Racial injustice is still the Black man’s burden, and a white man’s shame. So wherever we live in America, we have to face the fact honestly that racial discrimination is present. So don’t get complacent.
Certainly, we’ve made some strides. We made some progress here and there. But it haven’t been enough. It hadn’t been fast enough. Although we’ve come a long, long way, we still have a long, long way to go.
In 1863, the Negro was freed from the bondage of physical slavery through the Emancipation Proclamation signed by Abraham Lincoln. But the Negro was not given any land to make that freedom meaningful. And you know it was something like having a man in jail for years and years, and then you suddenly discover that this man is innocent.
You go to him and say, “Now you are free.” A man been unjustly jailed for 35 or 40 years and you just put him out of jail saying, “Now you are free.” Don’t give him any bus fare to get the town, no money to buy any clothes, no money to get something to eat.
This is what happened to the Black man in this country. I can’t limit my concern to the middle class. I can’t limit my concern to this particular situation where a Negro comes and says “I’m the first this…” I’m just tired of the first Negro, I want some seconds, and some thirds, and some fourths.
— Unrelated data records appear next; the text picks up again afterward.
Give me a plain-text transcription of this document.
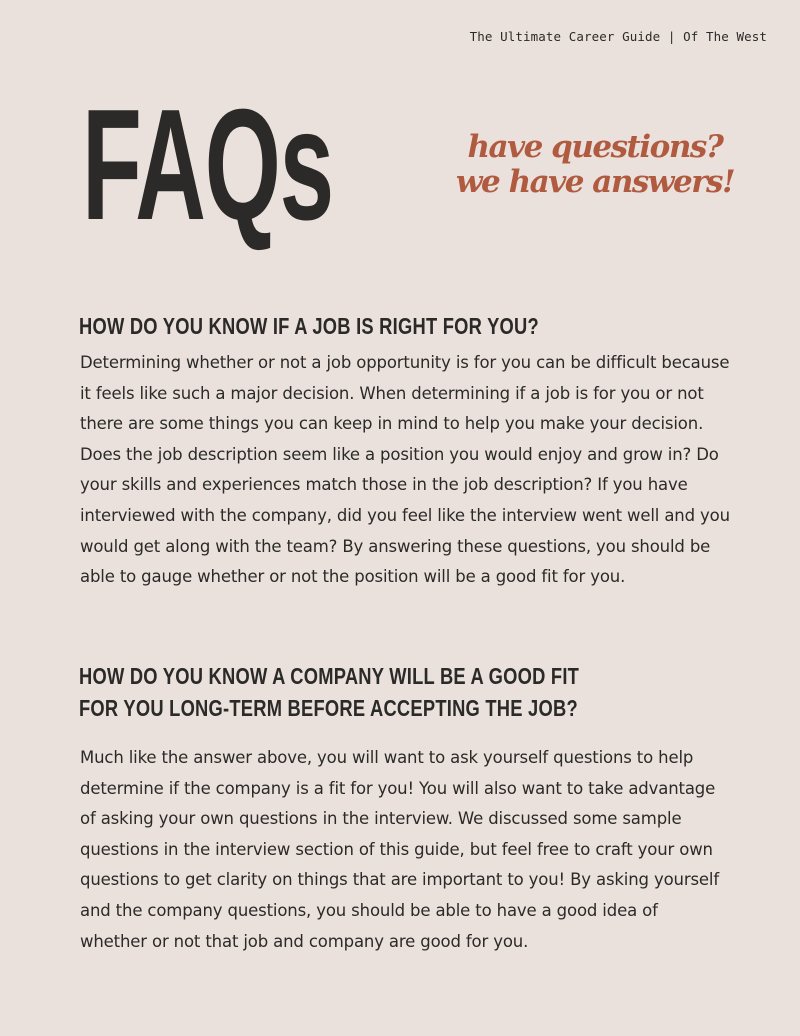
The Ultimate Career Guide | Of The West
FAQs	have questions?
we have answers!
HOW DO YOU KNOW IF A JOB IS RIGHT FOR YOU?
Determining whether or not a job opportunity is for you can be difficult because
it feels like such a major decision. When determining if a job is for you or not
there are some things you can keep in mind to help you make your decision.
Does the job description seem like a position you would enjoy and grow in? Do
your skills and experiences match those in the job description? If you have
interviewed with the company, did you feel like the interview went well and you
would get along with the team? By answering these questions, you should be
able to gauge whether or not the position will be a good fit for you.
HOW DO YOU KNOW A COMPANY WILL BE A GOOD FIT
FOR YOU LONG-TERM BEFORE ACCEPTING THE JOB?
Much like the answer above, you will want to ask yourself questions to help
determine if the company is a fit for you! You will also want to take advantage
of asking your own questions in the interview. We discussed some sample
questions in the interview section of this guide, but feel free to craft your own
questions to get clarity on things that are important to you! By asking yourself
and the company questions, you should be able to have a good idea of
whether or not that job and company are good for you.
The civil rights movement has to address itself to this, and the nation has to do it. You see, we are such a rich nation and affluent nation. We often don’t see the poor.
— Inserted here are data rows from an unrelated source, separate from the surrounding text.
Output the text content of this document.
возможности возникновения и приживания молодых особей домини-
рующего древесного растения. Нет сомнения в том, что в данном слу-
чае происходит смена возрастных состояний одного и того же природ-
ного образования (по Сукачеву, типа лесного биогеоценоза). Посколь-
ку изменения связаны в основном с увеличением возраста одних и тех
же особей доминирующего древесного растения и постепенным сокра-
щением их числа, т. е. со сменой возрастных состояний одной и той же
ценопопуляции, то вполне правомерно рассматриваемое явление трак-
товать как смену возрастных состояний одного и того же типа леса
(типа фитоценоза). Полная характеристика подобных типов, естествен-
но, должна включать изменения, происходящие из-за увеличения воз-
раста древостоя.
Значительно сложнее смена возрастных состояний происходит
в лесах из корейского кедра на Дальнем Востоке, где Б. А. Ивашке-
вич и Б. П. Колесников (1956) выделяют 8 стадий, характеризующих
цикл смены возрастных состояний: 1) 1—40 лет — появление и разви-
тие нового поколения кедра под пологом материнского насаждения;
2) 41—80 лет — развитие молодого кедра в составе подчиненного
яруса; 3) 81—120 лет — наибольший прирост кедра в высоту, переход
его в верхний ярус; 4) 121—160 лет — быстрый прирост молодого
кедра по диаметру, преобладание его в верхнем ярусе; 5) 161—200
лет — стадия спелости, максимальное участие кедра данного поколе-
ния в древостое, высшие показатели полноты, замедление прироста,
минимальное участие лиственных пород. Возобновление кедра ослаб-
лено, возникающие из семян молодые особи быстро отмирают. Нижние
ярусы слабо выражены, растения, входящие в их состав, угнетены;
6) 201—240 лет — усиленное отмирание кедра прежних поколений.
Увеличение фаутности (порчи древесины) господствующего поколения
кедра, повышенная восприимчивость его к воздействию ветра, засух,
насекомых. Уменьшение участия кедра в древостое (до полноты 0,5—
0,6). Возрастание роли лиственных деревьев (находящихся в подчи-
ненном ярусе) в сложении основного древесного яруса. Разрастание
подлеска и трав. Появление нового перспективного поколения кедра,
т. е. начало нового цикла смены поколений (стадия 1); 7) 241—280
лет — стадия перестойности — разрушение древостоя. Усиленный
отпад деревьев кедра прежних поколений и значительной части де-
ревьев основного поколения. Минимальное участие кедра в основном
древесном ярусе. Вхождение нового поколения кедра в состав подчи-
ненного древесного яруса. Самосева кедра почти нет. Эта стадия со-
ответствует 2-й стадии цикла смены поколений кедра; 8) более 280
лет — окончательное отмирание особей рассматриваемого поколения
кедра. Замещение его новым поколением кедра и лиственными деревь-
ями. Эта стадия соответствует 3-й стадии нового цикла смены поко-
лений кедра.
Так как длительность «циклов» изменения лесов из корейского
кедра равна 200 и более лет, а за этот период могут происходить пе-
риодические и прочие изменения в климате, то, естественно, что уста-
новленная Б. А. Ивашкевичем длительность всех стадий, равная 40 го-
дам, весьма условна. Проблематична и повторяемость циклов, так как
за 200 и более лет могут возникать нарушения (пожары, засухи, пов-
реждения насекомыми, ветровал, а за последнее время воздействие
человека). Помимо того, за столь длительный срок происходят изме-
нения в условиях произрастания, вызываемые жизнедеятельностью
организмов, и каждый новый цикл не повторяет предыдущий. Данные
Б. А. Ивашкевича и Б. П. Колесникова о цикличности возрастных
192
There are some, you see, most white people can’t see the poor because they live in the suburbs. And then they get in town and these big cities are expressways. They don’t know nothing about Watts, they’ve never been there. They don’t know anything about Hough in Cleveland on the westside of the southside of Chicago or Harlem. They’d never seen it. And they allow the poor to become invisible.
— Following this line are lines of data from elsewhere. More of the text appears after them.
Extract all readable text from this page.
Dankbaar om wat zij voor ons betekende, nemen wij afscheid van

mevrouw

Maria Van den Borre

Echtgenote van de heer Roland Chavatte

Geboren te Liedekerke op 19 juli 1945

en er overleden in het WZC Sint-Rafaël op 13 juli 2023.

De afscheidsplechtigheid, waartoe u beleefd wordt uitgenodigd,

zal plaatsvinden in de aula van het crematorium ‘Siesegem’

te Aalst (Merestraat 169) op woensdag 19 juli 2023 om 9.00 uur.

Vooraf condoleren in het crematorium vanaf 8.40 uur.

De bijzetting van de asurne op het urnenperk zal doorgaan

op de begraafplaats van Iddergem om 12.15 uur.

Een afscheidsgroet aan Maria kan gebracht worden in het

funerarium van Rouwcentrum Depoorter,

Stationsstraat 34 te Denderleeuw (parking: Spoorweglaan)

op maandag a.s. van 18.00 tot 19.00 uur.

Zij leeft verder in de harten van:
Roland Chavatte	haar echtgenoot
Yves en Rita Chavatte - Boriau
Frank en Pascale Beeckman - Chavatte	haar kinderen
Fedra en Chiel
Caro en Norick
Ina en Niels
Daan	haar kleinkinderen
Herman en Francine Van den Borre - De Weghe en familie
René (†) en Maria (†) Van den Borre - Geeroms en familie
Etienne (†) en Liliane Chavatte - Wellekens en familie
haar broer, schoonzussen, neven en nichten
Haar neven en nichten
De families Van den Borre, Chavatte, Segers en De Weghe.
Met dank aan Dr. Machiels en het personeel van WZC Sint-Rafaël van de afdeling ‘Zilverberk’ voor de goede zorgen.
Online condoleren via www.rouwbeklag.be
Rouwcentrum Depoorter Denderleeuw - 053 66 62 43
And a lot of Negroes, you know, who have somehow sailed or floated out of the back waters or the muddy waters, and they’ve kind of been able to ease out into the fresh flowing waters of the mainstream have forgotten the stench of the back waters.
I can hear a voice saying, “That wasn’t enough. I was hungry and you fed me not. I was naked and it clothed me not. I needed Shelton, you didn’t give it to me. I needed a drink of water, and in a world full of free water, you made me pay a water bill.”
Excerpt of a 1968 Speech of Dr. Martin Luther King, Jr.
At the very same time America refused to give the Negro any land, through an act of Congress, our government was giving away millions of acres of land…not only did they give the land they built land grant colleges with government money to teach them how to farm.
Not only that, they provided county agents to further their expertise in farming.
Not only that, they provided low interest rates in order that they could mechanize their farms
Not only that, today many of these people are receiving millions of dollars in federal subsidies not to farm, and they are the very people telling the Black man that he needs to lift himself up by his own boot straps.
This is what we are faced with! This is the reality!
Now when we come to Washington in this campaign, we are coming to get our check!
Dr. Martin Luther King, Jr. was assassinated on April 4, 1968 before he reached our country’s capital in Washington, DC to demand the reparations check for Black people.
Rest in power Dr. King. We are continuing your courageous fight for social and economic justice for Black people.